Langkah Kohar mengejutkan banyak kawannya. Kohar seperti orang bangkrut, untuk membeli segelas kopi saja tidak mampu. Alhasil banyak yang membicarakan nasib Kohar, karena yang dilakukan tidak umum dan mungkin terasa janggal. Bagaimana bisa satu cangkir kopi untuk pagi dan sore.
Mungkin hampir tidak ada kafe atau kedai kopi bahkan kelas warkop sekalipun di dunia ini yang mendapatkan pelanggan model Kohar. Jikapun ada, sisa kopi tidak ditinggal sampai sore, paling sekedar tiga puluh menit hingga paling lama satu jam. Rata-rata ditinggal sementara ke toilet, pergi sholat atau untuk keperluan sebentar.

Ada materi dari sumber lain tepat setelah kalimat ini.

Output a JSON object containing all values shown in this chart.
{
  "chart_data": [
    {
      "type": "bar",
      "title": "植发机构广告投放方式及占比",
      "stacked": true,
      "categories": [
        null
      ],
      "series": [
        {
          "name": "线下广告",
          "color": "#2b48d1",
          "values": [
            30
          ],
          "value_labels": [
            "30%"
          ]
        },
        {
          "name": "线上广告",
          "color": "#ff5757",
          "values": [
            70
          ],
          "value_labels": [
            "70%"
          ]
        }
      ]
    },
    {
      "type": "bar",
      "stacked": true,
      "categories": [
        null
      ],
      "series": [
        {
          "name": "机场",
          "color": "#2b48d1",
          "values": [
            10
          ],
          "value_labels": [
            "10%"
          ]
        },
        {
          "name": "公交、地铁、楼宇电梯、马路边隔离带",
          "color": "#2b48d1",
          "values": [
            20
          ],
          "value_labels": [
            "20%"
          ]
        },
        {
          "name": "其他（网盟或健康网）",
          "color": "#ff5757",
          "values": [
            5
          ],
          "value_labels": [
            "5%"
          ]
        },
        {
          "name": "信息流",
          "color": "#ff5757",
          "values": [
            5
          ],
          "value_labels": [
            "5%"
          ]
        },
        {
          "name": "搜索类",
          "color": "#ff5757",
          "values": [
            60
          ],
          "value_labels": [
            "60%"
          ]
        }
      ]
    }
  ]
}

Sebenarnya pelayan kedai kopi sudah mulai bosan dengan kelakuan Kohar. Tetapi apa boleh buat, dari pada kehilangan seorang pelanggan. Apalagi dia termasuk pelanggan setia. Waktu sebelum pandemi, Kohar banyak membelanjakan uangnya di kedai ini, dan dia termasuk royal memberikan tips kepada pegawai dan pelayan kedai kopi.
“Kami maklum dengan kondisi Kohar sekarang, yang terpenting dia tetap ngopi di tempat ini dan tidak pindah ke lain hati”, tutur salah satu pemilik kedai menanggapi rumor soal Kohar.
Jadi obrolan kami sepanjang waktu tadi mengenai menurunnya daya beli masyarakat di saat pandemi Covid-19 ternyata sangat terasa menimpa Kohar. Sampai-sampai dia meminta “keringanan” pelayan kedai agar satu gelas kopi bisa jadi dua sesi.
Bagi Kohar yang hobi nongkrong berdiskusi setiap hari di kedai kopi, cara demikian paling baik. Kalau tidak menempuh cara itu, dia bisa keluar uang dua kali lipat. Kohar cukup “cerdas” menyiasati kondisi keuangannya yang lagi kurang baik. Segala cara bentuk penghematan dia lakukan.
Dan yang tidak kalah bijaknya adalah pemilik kedai. Sepertinya mereka menerapkan sistem kekeluargaan dalam pengelolaan usahanya itu, seraya sambil menjaga trust terhadap customer. Mereka memberikan kesempatan bagi Kohar atau mungkin siapapun yang datang, untuk terpaksa menempuh jalan demikian di tengah kondisi seperti sekarang.